4/18/2010On the train north from Charleston, SC to New York. We’ve passed the trailer villages and the back sides of strip malls in North Charleston and Goose Creek and are heading through freshly forested swamp lands toward the Pee Dee.
I’m very tired. Got to bed about two o’clock last night and set the alarm for 5:30 this morning, barely giving me time to finish all I needed to do before leaving at 8:00 AM. It was closer to 8:30 when I finally left the house, for the second time, after turning around and going back home to turn off the hot-water heater. I had a water-heater leak disaster just a week before departure, which put me back two or three days in the trip preparation process. It was one of those old “photo-finishes,” which become more difficult as I get older.
So this is my last “big trip” as I’ve been telling friends, and I do think it’s time to put the Wanderlust behind me. I’ve seen almost everything in the world I’ve wanted to see. And the stress of ripping myself away from the sedentary pursuits of everyday life feels much more unpleasant than in the past. I was probably mildly addicted to intermittent stress, but I’m sure not feeling a high from this latest round. I hope I’ve paid my dues in grief for this trip and can truly enjoy it.
One of the stressors and detractors of the past two or three weeks is that I have also been trying to close on a house in West Ashley, which will give me more room than I have in the condo. It’s a cute little house where I’ll have more space for friends, like the women’s group or the UU book group. The living room and the dining room are connected, so there’s an open space for company. The house has a screened-in back porch, great for the plants and for sitting outside when the weather’s O.K. But negotiating the purchase has been time consuming and frustrating. Although I have an excellent credit rating, I’m also heavily leveraged for my income. But I have a lot of liquid assets and a good deal of equity in the four properties I own. So we’ll see how that all shakes out. My daughter, Briana will be the limited power-of-attorney for the transaction.
This trip should be fun! I’m hoping to reprise some of the sense of adventure I experienced traveling around Europe on my own in years past, while also saying good-bye to some of the places I loved then and will not see again.

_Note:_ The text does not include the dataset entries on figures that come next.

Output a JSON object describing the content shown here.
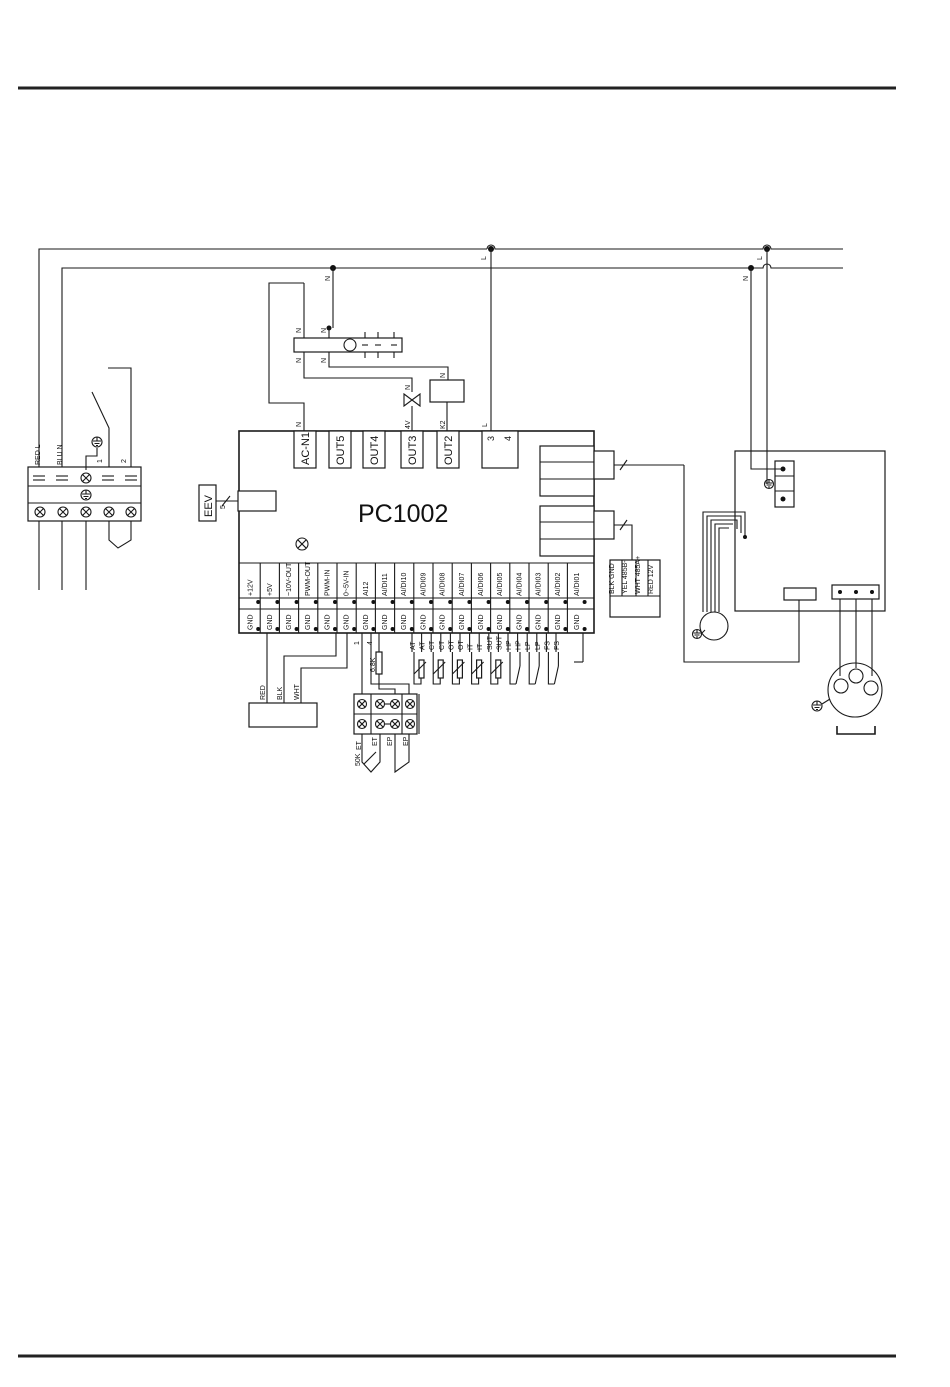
{
  "controller": {
    "model": "PC1002",
    "eev_label": "EEV",
    "eev_pin_count": "5"
  },
  "power": {
    "line_label": "L",
    "neutral_label": "N"
  },
  "left_terminal": {
    "labels": [
      "RED L",
      "BLU N"
    ],
    "switch_pins": [
      "1",
      "2"
    ]
  },
  "relay_header": {
    "outputs": [
      "AC-N1",
      "OUT5",
      "OUT4",
      "OUT3",
      "OUT2"
    ],
    "aux_pins": [
      "3",
      "4"
    ]
  },
  "wire_tags": {
    "acn1_n": "N",
    "out3_v": "4V",
    "out2_k": "K2",
    "k_coil_n": "N",
    "pin3_l": "L"
  },
  "top_inputs": [
    "+12V",
    "+5V",
    "~10V-OUT",
    "PWM-OUT",
    "PWM-IN",
    "0~5V-IN",
    "AI12",
    "AI/DI11",
    "AI/DI10",
    "AI/DI09",
    "AI/DI08",
    "AI/DI07",
    "AI/DI06",
    "AI/DI05",
    "AI/DI04",
    "AI/DI03",
    "AI/DI02",
    "AI/DI01"
  ],
  "gnd_label": "GND",
  "sensor_tags": [
    "AT",
    "AT",
    "CT",
    "CT",
    "OT",
    "OT",
    "IT",
    "IT",
    "SUT",
    "SUT",
    "HP",
    "HP",
    "LP",
    "LP",
    "FS",
    "FS"
  ],
  "resistor_label": "6.8K",
  "pin_numbers": [
    "1",
    "4"
  ],
  "aux_tags": [
    "ET",
    "ET",
    "EP",
    "EP"
  ],
  "aux_value": "50K",
  "bottom_cable": [
    "RED",
    "BLK",
    "WHT"
  ],
  "right_cable": [
    "BLK GND",
    "YEL 485B-",
    "WHT 485A+",
    "RED 12V"
  ]
}
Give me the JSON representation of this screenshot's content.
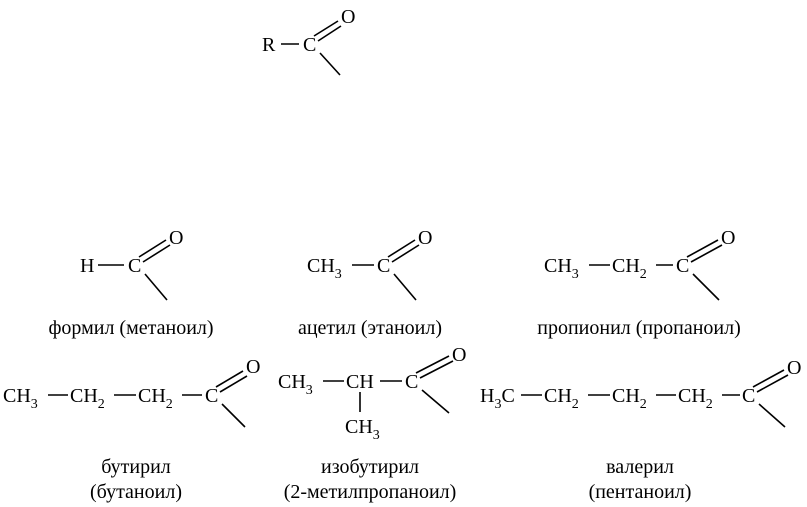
{
  "general": {
    "r": "R",
    "c": "C",
    "o": "O"
  },
  "formyl": {
    "h": "H",
    "c": "C",
    "o": "O",
    "name": "формил (метаноил)"
  },
  "acetyl": {
    "ch": "CH",
    "n3": "3",
    "c": "C",
    "o": "O",
    "name": "ацетил (этаноил)"
  },
  "propionyl": {
    "ch": "CH",
    "n3": "3",
    "ch2": "CH",
    "n2": "2",
    "c": "C",
    "o": "O",
    "name": "пропионил (пропаноил)"
  },
  "butyryl": {
    "ch_a": "CH",
    "n3": "3",
    "ch_b": "CH",
    "n2_b": "2",
    "ch_c": "CH",
    "n2_c": "2",
    "c": "C",
    "o": "O",
    "name_line1": "бутирил",
    "name_line2": "(бутаноил)"
  },
  "isobutyryl": {
    "ch_a": "CH",
    "n3_a": "3",
    "ch": "CH",
    "ch_b": "CH",
    "n3_b": "3",
    "c": "C",
    "o": "O",
    "name_line1": "изобутирил",
    "name_line2": "(2-метилпропаноил)"
  },
  "valeryl": {
    "h": "H",
    "n3": "3",
    "c1": "C",
    "ch_a": "CH",
    "n2_a": "2",
    "ch_b": "CH",
    "n2_b": "2",
    "ch_c": "CH",
    "n2_c": "2",
    "c": "C",
    "o": "O",
    "name_line1": "валерил",
    "name_line2": "(пентаноил)"
  }
}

In New York, I’ll spend a couple days with Arlene and then fly to London, where I intend to spend three days at the British Museum. This is a bucket-list item; I've never visited it before. From there, I’ll take the train to Berlin and spend nearly a week with my daughter, Maria, and her family, then go by train to Switzerland for a couple of days, and then on to Italy to visit Guido’s family. After that, I’m signed up for an organ tour (through NPR), which begins in Marseilles, with scheduled stops to see and hear pipe organs throughout the south of France (le Midi).
Following the organ tour, I go back to Heathrow Airport to catch a plane to Kiev and will hook up with a Grand Circle Travel tour of Ukraine, western Russia (especially waterways) and the Baltics (Estonia and Finland). That trip will last for three weeks or so. Then I’ll fly back to the U.S. from Finland via Heathrow.
Later…I tentatively constructed an itinerary for the Eurail portion of the trip. It looks like I’ll have to make reservations (and maybe even pay supplements) for more than half the legs of this centipede-like journey. Ten trains in all. It’s a good thing I love to ride the rails!
Right now, the scenery outside the window seems like a foreign country. The back-sides of buildings with their trash bins, the weeds thigh-high, Virginia creeper crawling up downspouts toward the eaves. A mound of metal trash rises roof-high in a fenced yard. Two boys stand beside a trestle painting still another layer on the graffiti-festooned cement. A small graveyard sits in the midst of a cultivated field, at the edge of which tilts an off-kilter, rusted tobacco barn.